The first rule of football is you’re not supposed to use your hands – especially if it’s to assault a referee.
With a reported five incidents of “physical attacks and discrimination” aimed at Cayman Islands football referees this year, behavior being exhibited on and off the pitch has gone far beyond simple “unsporting behavior” into potential criminal activity.
Although it would still be intolerable, it would be somewhat more understandable if the violence and aggression were being committed by adolescents fueled by adrenaline and testosterone, and uninhibited by a fully matured prefrontal cortex. However, the referees’ allegations are not being lodged against misconduct by Cayman’s youth, but by Cayman’s adults: coaches and parents.
It is difficult to imagine a worse role model than a so-called “grown up” who in front of children (and quite possibly while under the influence of alcohol) storms the field and throws a cowardly and vicious punch at a referee, who in addition to being a fellow human being, also at that moment (by virtue of his uniform and his position) happens to be a symbol of official authority and law and order.
Sports Minister Osbourne Bodden said in response to the situation, “This is unacceptable behavior, and should be scorned upon by all players and clubs, and the responsible parties should be disciplined and sternly dealt with. Refs should be respected, and even when they make mistakes, they should be appreciated for the job they do. [The Cayman Islands Football Association] has a duty to protect them.”
Allow us to abridge Minister Bodden’s remarks for clarity: “This is unacceptable.”
We as a society need to take a step back and put our athletics scene in proper perspective. The football matches – at which referees have been knocked unconscious, threatened with a knife and assailed with verbal abuse – are not being played for money, fame or (outside the narrow confines of our shores) even serious bragging rights. These sporting events are for the purposes of recreation, public health and pure love of the game. The assaults on referees are not compatible with that mission.
The Cayman Islands Referees Association has requested police protection at events in order to ensure the safety of officials. For a police officer or two to be nearby (or at least on standby) wherever large crowds have gathered may be desirable; but for police resources to be dedicated specifically to “bodyguard duty” for volunteer referees is disgraceful.
One senior referee said the mistreatment of officials by parents during youth matches has gotten so extreme that they are considering “separating parents from the game.” (How will that prevent a coach from assaulting a referee, as was alleged to occur April 8?)

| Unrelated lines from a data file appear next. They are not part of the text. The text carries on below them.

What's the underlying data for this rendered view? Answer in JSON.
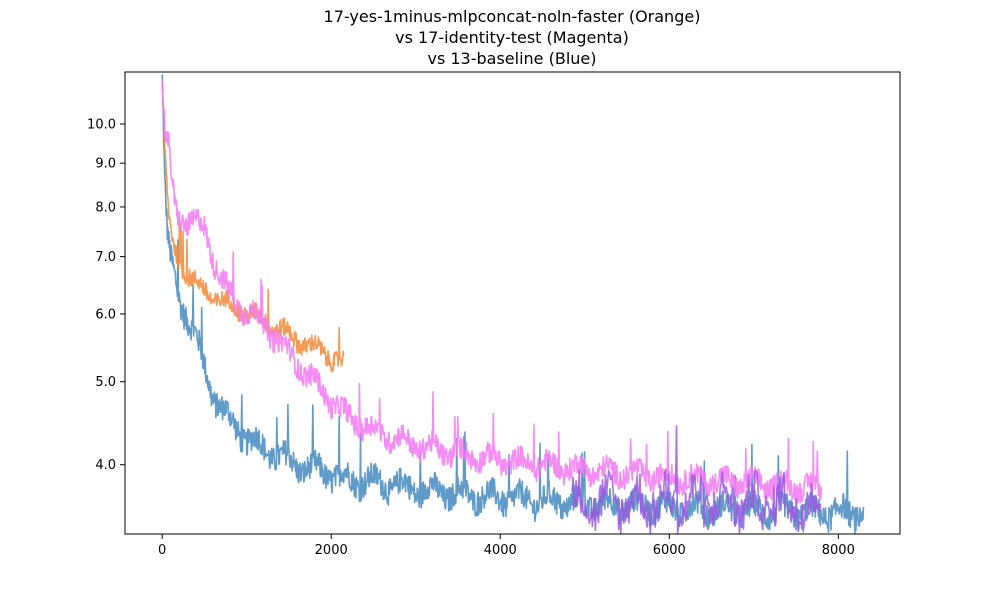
{
  "chart_data": {
    "type": "line",
    "title_lines": [
      "17-yes-1minus-mlpconcat-noln-faster (Orange)",
      "vs 17-identity-test (Magenta)",
      "vs 13-baseline (Blue)"
    ],
    "xlabel": "",
    "ylabel": "",
    "xlim": [
      -440,
      8730
    ],
    "ylim": [
      3.32,
      11.5
    ],
    "yscale": "log",
    "grid": false,
    "x_ticks": [
      {
        "value": 0,
        "label": "0"
      },
      {
        "value": 2000,
        "label": "2000"
      },
      {
        "value": 4000,
        "label": "4000"
      },
      {
        "value": 6000,
        "label": "6000"
      },
      {
        "value": 8000,
        "label": "8000"
      }
    ],
    "y_ticks": [
      {
        "value": 4.0,
        "label": "4.0"
      },
      {
        "value": 5.0,
        "label": "5.0"
      },
      {
        "value": 6.0,
        "label": "6.0"
      },
      {
        "value": 7.0,
        "label": "7.0"
      },
      {
        "value": 8.0,
        "label": "8.0"
      },
      {
        "value": 9.0,
        "label": "9.0"
      },
      {
        "value": 10.0,
        "label": "10.0"
      }
    ],
    "series": [
      {
        "color": "#4a8cc0",
        "x": [
          0,
          30,
          60,
          80,
          100,
          150,
          200,
          300,
          400,
          500,
          600,
          700,
          800,
          1000,
          1200,
          1400,
          1600,
          1800,
          2000,
          2200,
          2500,
          2800,
          3000,
          3500,
          4000,
          4500,
          5000,
          5500,
          6000,
          6500,
          7000,
          7500,
          7800,
          8000,
          8300
        ],
        "y": [
          11.3,
          8.5,
          7.4,
          7.1,
          6.9,
          6.6,
          6.3,
          5.95,
          5.6,
          5.2,
          4.85,
          4.65,
          4.5,
          4.3,
          4.18,
          4.08,
          4.0,
          3.95,
          3.9,
          3.85,
          3.82,
          3.78,
          3.75,
          3.7,
          3.66,
          3.63,
          3.61,
          3.59,
          3.57,
          3.55,
          3.54,
          3.53,
          3.52,
          3.52,
          3.52
        ]
      },
      {
        "color": "#f48c3c",
        "x": [
          0,
          30,
          60,
          80,
          100,
          150,
          200,
          300,
          400,
          500,
          600,
          700,
          800,
          900,
          1000,
          1200,
          1400,
          1600,
          1800,
          2000,
          2150
        ],
        "y": [
          11.3,
          9.3,
          8.2,
          7.7,
          7.45,
          7.1,
          6.95,
          6.7,
          6.5,
          6.38,
          6.3,
          6.22,
          6.15,
          6.08,
          6.02,
          5.9,
          5.75,
          5.6,
          5.48,
          5.35,
          5.25
        ]
      },
      {
        "color": "#f47cf4",
        "x": [
          0,
          30,
          60,
          80,
          100,
          150,
          200,
          300,
          400,
          500,
          550,
          600,
          700,
          800,
          1000,
          1200,
          1400,
          1600,
          1800,
          2000,
          2200,
          2500,
          3000,
          3500,
          4000,
          4500,
          5000,
          5500,
          6000,
          6500,
          7000,
          7500,
          7800
        ],
        "y": [
          11.3,
          9.8,
          9.5,
          9.3,
          8.8,
          8.0,
          7.8,
          7.72,
          7.65,
          7.55,
          7.3,
          7.0,
          6.6,
          6.3,
          6.05,
          5.85,
          5.55,
          5.25,
          5.0,
          4.75,
          4.55,
          4.38,
          4.22,
          4.12,
          4.05,
          4.0,
          3.95,
          3.91,
          3.87,
          3.84,
          3.81,
          3.78,
          3.75
        ]
      },
      {
        "color": "#9b59e0",
        "x": [
          4850,
          5200,
          5600,
          6000,
          6400,
          6800,
          7200,
          7500,
          7800
        ],
        "y": [
          3.62,
          3.62,
          3.62,
          3.62,
          3.63,
          3.62,
          3.61,
          3.6,
          3.58
        ]
      }
    ]
  }
}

There may be a more elegant solution. Except to the participants, it would be no major loss if the referees refused to officiate adult recreational leagues. While it would be sorrowful for youth athletes to be deprived of proper refereeing during their competitive matches, the absence of referees would be preferable to the children’s development than for them to witness referees being abused and assaulted.
In other words, perhaps it’s time for Cayman’s volunteer referees to consider packing up their whistles, and voluntarily going home.